My notes from the lecture:

  • He discusses what constitutes an image (2D array of pixels with values 0 - 255)

  • He discusses how an image is formed: projection of the a 3D object onto a 2D image plane.

  • Discusses approaches for reconstructing 3D information from 2D images.

    • Stereo - Depth information from two cameras.

    • Shading - makeup fools the human brain into giving your face a different shape.

    • Texture - Texture is a repeated pattern. You can look at distortions in the pattern to recover 3D information.

    • Shape from Motion - Looking at just a small collection of moving dots, we can make out that it’s a person based on the motion.

  • He recommends a book on computer vision by Rick Szeliski’s, a principal researcher at Microsoft research.

  • He shows a demo video of Microsoft’s Photosynth, which attempts 3D constructions of scenes from 2D images gathered on the web.
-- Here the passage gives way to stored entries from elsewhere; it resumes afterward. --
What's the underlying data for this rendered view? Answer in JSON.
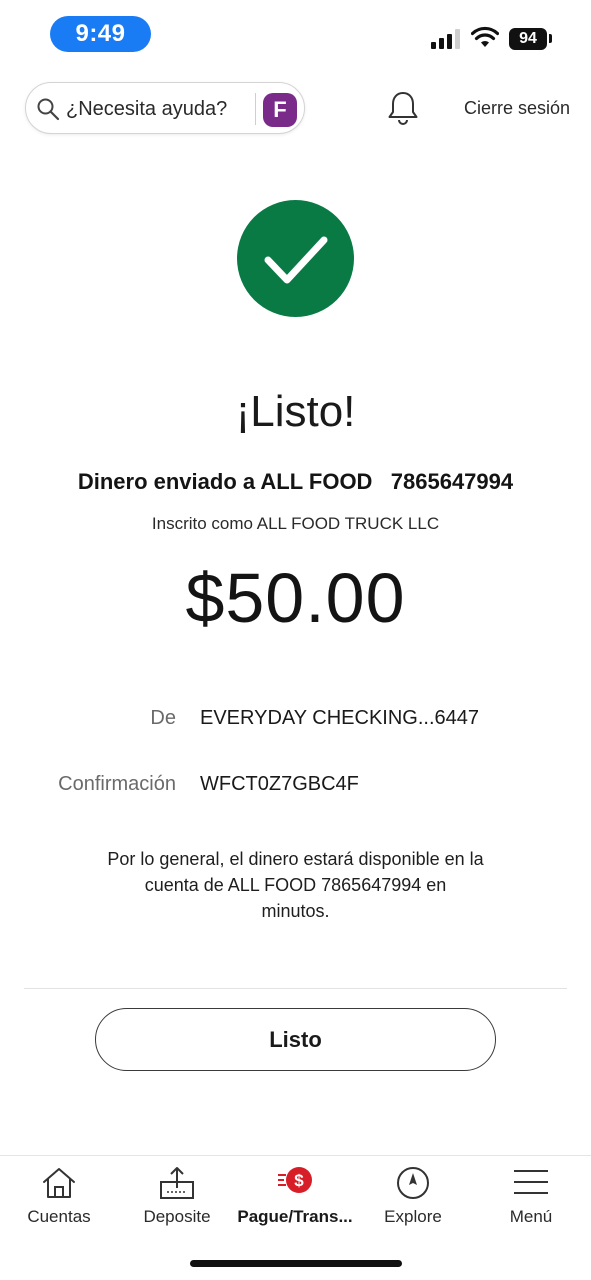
{
  "status_bar": {
    "time": "9:49",
    "battery": "94"
  },
  "header": {
    "search_placeholder": "¿Necesita ayuda?",
    "assistant_icon_letter": "F",
    "logout_label": "Cierre sesión"
  },
  "confirmation": {
    "headline": "¡Listo!",
    "sent_to": "Dinero enviado a ALL FOOD   7865647994",
    "registered_as": "Inscrito como ALL FOOD TRUCK LLC",
    "amount": "$50.00",
    "from_label": "De",
    "from_value": "EVERYDAY CHECKING...6447",
    "confirmation_label": "Confirmación",
    "confirmation_value": "WFCT0Z7GBC4F",
    "availability_note": "Por lo general, el dinero estará disponible en la\ncuenta de ALL FOOD   7865647994 en\nminutos.",
    "done_button": "Listo"
  },
  "tabbar": {
    "items": [
      {
        "label": "Cuentas",
        "icon": "home-icon"
      },
      {
        "label": "Deposite",
        "icon": "deposit-icon"
      },
      {
        "label": "Pague/Trans...",
        "icon": "pay-transfer-icon",
        "active": true
      },
      {
        "label": "Explore",
        "icon": "compass-icon"
      },
      {
        "label": "Menú",
        "icon": "hamburger-menu-icon"
      }
    ]
  },
  "colors": {
    "success_green": "#0a7a45",
    "accent_red": "#d71e28",
    "assistant_purple": "#7a2b8a",
    "time_pill_blue": "#1a7cf5"
  }
}
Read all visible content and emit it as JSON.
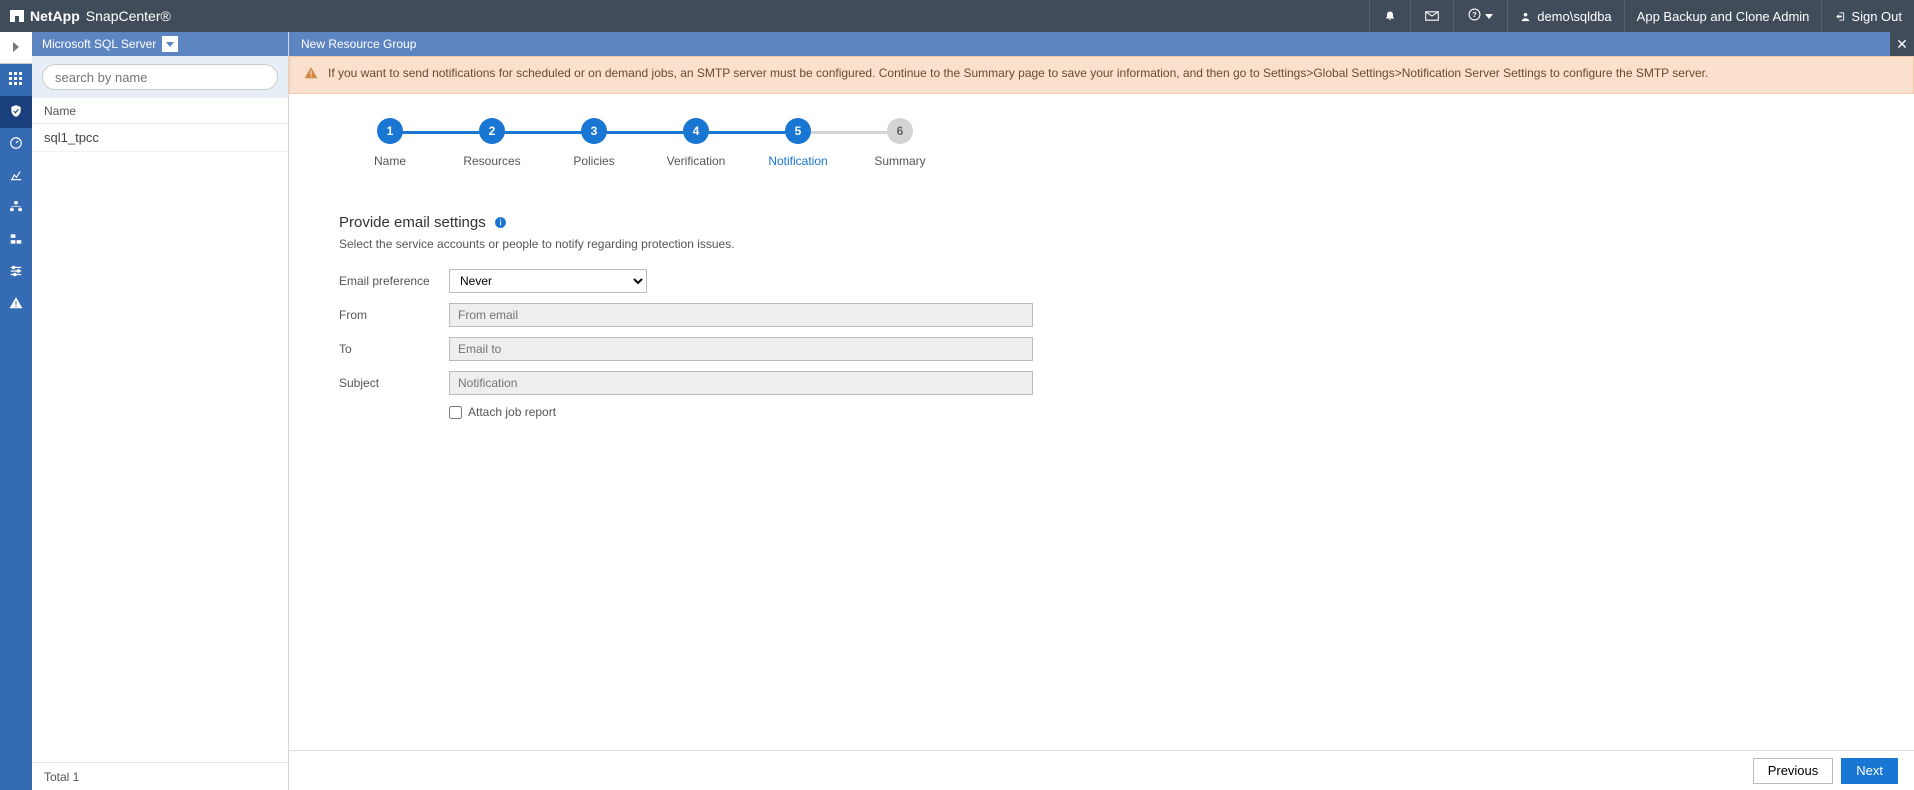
{
  "topbar": {
    "brand_company": "NetApp",
    "brand_app": "SnapCenter®",
    "user": "demo\\sqldba",
    "role": "App Backup and Clone Admin",
    "signout": "Sign Out"
  },
  "resource_panel": {
    "plugin_label": "Microsoft SQL Server",
    "search_placeholder": "search by name",
    "col_name": "Name",
    "rows": [
      "sql1_tpcc"
    ],
    "footer": "Total 1"
  },
  "main": {
    "title": "New Resource Group",
    "alert": "If you want to send notifications for scheduled or on demand jobs, an SMTP server must be configured. Continue to the Summary page to save your information, and then go to Settings>Global Settings>Notification Server Settings to configure the SMTP server.",
    "steps": [
      {
        "n": "1",
        "label": "Name",
        "state": "done"
      },
      {
        "n": "2",
        "label": "Resources",
        "state": "done"
      },
      {
        "n": "3",
        "label": "Policies",
        "state": "done"
      },
      {
        "n": "4",
        "label": "Verification",
        "state": "done"
      },
      {
        "n": "5",
        "label": "Notification",
        "state": "current"
      },
      {
        "n": "6",
        "label": "Summary",
        "state": "pending"
      }
    ],
    "section_title": "Provide email settings",
    "section_sub": "Select the service accounts or people to notify regarding protection issues.",
    "form": {
      "email_pref_label": "Email preference",
      "email_pref_value": "Never",
      "from_label": "From",
      "from_placeholder": "From email",
      "to_label": "To",
      "to_placeholder": "Email to",
      "subject_label": "Subject",
      "subject_placeholder": "Notification",
      "attach_label": "Attach job report"
    },
    "buttons": {
      "prev": "Previous",
      "next": "Next"
    }
  }
}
  • Shows some example applications of computer vision:

    • Mosaic - Stitching together images from a video sequence to construct a complete view of the scene.

      • One example is video from UAV tracking a car down a road, mosaic stitches together all of the images of the road to create more of a map of the area.
    • “Human Detection” - Does the frame contain a person?

    • Airplane detection

    • Face Recognition

    • Facial Expressions

    • Detecting Driver Alertness

    • Lip Reading - Our brain supplements audio with lip reading.

    • Video Surveillance and Monitoring

      • Automated Surveillance System - Detection & Tracking
    • They are working on a project for airport surveillance. Multiple high resolution cameras providing 360 degree view. Called wide-area surveillance (WAS), lots of people in the airport.

      • Homeland Security Advanced Research Project Agency - HSARPA

      • Called NONA system, couldn’t find links online though

    • UAV Surveillance

      • Currently the surveillance footage is reviewed by humans, because we don’t have the techniques to analyze these with a lot accuracy.

      • Part of the challenge is that you need to remove camera motion from the equation.

    • Unmanned Ground Vehicle (UGV) - Self driving cars.

    • Human Action Recognition - Recognizing the actions, activities that people are doing.

      • Weizmann Action Dataset - A collection of videos constituting 9 actors and 10 actions. Try to figure out which action the person is performing.
    • Accurate Image Localization - “Where Am I?”

    • Layer Based Video Composition - Remove a foreground object from a video, filling it in with background information acquired over the sequence of frames. This is used by the film industry? Also background replacement.